Tomorrow the marathon begins.  Not running, not that much of a sea-change has been going on at the not-quite-so-messy house.  Just the marathon of working full time with extra work responsibility whilst simultaneously parenting and attempting to fit in sleep and books and rest home visiting and garden and sewing. 

Today I eschewed my plans to go to work and instead cleaned the lounge.  Really cleaned the lounge, including sorting out all my sewing gear.  I found three tape measures, three packets of new bobbins, countless packets of curtain hooks and more packets of sewing machine needles than I was prepared to count.  All bought because I couldn't find the pre-existing packets in the mess.

The finished result is a thing of beauty.  Of course if a camera was charged and I took a photo to share on this blog, you would wonder what all the fuss was about.  A bright yellow room with some old furniture and lots of books and hobby paraphernalia... but you would miss the fact that the sewing machine sits on its old wooden school desk and you can see all the wood around it.  You could miss the snaplock bags and the jars of carefully sorted notions and sewing tools which are stacked on the shelves.  A photograph wouldn't capture the glee of my husband and children that they can actually sit on the rocking chair.

I've put the camera on to charge.  The next step is to see whether it still looks splendiferous tomorrow.

Things I have read lately:
1. Stuff: Compulsive Hoarding and the Meaning of Things by Randy Frost and Gail Steketee
2. Underground by Tobias Hill
3. The Last Days of the National Costume by Anne Kennedy
4. Dark Sparring by Selina Tusitala Marsh

Stuff got me moving on clearing clutter.  Turns out I don't qualify as an OCD hoarder in need of professional intervention by a psychologist just right now, but there were some thought processes described in the book which were a little too familiar.

Underground was good.  Not quite as gripping as Hill's What was Promised which I read not long ago, but still worth it.

The Last Days of the National Costume was wonderful.  I'm surprised it hasn't had more publicity.  I guess we were all swooning over The Luminaries when Kennedy's book was released last year.  It deserves a proper review, and the clock is against me on that.  Post-modern theory and sewing and an Irish connection and the blackout in Auckland in 1998 and the most beautiful language.  Ask your library to order it.

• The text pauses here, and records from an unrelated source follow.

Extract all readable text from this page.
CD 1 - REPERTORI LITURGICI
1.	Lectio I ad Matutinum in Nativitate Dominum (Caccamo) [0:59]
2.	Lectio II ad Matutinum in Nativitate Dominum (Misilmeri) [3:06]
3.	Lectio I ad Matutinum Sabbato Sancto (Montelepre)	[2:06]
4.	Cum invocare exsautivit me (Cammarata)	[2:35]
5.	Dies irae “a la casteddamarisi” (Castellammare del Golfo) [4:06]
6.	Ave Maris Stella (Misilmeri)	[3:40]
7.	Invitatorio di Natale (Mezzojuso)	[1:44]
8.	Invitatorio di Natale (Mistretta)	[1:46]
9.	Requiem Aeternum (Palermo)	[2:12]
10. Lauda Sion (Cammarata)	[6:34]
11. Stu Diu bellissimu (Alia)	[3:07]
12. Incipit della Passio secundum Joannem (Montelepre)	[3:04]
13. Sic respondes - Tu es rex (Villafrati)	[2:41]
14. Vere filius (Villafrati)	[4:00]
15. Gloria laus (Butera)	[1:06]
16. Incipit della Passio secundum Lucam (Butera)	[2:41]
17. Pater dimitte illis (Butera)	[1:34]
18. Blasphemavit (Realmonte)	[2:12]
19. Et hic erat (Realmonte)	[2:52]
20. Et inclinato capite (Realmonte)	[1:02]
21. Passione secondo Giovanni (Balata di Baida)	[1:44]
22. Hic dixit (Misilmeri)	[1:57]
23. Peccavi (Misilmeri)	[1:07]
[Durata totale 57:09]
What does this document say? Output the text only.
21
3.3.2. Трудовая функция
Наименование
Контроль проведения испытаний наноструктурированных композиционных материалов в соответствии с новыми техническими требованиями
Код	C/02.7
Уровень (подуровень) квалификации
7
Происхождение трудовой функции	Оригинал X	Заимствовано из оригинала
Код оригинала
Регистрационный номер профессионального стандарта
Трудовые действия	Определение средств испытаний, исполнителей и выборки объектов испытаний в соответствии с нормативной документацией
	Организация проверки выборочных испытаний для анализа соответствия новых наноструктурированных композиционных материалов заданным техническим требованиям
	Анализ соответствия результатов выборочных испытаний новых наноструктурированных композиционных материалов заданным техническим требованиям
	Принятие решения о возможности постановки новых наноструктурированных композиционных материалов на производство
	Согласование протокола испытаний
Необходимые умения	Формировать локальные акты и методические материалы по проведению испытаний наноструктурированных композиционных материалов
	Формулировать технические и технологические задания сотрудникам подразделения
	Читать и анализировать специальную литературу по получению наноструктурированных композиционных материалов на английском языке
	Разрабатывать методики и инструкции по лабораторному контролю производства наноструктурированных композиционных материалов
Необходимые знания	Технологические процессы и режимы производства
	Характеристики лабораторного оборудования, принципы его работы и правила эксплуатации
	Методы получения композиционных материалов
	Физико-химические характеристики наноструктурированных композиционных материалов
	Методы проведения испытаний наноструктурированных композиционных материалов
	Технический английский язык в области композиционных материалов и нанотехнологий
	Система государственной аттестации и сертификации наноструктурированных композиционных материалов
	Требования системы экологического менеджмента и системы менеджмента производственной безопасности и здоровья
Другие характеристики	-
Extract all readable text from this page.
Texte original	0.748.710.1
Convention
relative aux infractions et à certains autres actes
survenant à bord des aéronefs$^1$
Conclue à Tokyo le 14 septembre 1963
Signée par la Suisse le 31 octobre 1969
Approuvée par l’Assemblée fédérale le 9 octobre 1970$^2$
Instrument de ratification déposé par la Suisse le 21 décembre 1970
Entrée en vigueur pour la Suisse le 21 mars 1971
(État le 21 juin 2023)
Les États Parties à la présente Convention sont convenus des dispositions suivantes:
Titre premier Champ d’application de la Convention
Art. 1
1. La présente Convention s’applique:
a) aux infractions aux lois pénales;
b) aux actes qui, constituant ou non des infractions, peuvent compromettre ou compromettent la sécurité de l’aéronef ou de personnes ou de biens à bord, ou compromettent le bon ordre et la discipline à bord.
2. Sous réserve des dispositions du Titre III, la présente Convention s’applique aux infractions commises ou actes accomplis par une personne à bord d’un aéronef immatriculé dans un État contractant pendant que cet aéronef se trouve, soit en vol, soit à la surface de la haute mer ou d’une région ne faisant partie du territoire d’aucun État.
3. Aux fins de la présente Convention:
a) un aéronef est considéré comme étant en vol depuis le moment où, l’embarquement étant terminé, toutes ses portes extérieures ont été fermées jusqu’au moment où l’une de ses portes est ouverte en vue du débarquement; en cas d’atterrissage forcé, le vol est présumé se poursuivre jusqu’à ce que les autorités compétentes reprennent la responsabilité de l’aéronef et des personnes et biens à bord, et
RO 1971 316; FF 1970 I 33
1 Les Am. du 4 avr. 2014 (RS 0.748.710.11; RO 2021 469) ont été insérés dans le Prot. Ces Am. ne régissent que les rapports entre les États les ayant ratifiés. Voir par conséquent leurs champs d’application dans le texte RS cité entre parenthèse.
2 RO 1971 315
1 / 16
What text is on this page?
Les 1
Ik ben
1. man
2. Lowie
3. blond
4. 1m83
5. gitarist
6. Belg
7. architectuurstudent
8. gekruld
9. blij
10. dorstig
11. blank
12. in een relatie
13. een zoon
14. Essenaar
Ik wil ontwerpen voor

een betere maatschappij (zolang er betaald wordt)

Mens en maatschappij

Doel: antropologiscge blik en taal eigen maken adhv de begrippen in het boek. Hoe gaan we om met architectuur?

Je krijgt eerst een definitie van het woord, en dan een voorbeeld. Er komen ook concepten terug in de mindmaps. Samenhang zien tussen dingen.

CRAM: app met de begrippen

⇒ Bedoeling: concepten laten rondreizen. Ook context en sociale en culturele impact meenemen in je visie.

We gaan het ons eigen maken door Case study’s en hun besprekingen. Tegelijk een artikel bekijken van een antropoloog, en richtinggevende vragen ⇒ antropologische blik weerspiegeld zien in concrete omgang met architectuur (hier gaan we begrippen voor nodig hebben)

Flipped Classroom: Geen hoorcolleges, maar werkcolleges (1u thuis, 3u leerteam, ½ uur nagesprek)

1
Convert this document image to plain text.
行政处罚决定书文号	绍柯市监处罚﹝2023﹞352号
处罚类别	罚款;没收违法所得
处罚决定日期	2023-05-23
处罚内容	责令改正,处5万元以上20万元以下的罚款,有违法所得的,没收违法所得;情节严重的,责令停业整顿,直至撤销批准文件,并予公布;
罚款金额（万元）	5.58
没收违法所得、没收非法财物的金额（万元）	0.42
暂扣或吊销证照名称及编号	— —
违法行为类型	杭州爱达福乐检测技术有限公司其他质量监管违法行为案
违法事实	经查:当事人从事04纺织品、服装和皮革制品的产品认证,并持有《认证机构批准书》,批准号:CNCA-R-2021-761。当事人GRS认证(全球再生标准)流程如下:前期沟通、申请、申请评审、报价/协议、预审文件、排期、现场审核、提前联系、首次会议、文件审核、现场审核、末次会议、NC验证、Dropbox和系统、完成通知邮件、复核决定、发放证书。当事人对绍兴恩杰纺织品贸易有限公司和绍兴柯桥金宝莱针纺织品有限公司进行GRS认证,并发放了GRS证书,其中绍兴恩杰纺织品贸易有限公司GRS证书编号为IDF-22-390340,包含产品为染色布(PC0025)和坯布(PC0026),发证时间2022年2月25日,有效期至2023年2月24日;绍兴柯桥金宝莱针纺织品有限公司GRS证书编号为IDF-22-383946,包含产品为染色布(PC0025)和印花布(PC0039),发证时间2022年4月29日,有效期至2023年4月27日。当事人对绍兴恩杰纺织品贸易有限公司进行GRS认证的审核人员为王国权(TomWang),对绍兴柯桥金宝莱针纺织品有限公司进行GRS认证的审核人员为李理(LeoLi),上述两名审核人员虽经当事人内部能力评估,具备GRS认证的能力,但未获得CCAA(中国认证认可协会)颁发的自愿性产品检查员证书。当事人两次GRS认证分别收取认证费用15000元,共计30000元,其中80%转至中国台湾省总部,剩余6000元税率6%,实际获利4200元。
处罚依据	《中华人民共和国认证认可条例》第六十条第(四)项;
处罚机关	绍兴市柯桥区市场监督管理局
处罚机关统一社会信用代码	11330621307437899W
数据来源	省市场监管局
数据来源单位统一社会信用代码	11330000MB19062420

Dark Sparring is Marsh's second collection of poetry and I loved it.  Buying it and The Last Days of the National Costume in Auckland made both books more poignant as I read them either up there or on my return, when I was full of the love for the vibrant city, the beauty of which not enough is said.

Things I have bought lately:
1. fabric
2. more fabric
3. gumboots
4. A layby beginning of more boots.  I wanted red.  Proper red.  I'm making do with wine-coloured boots.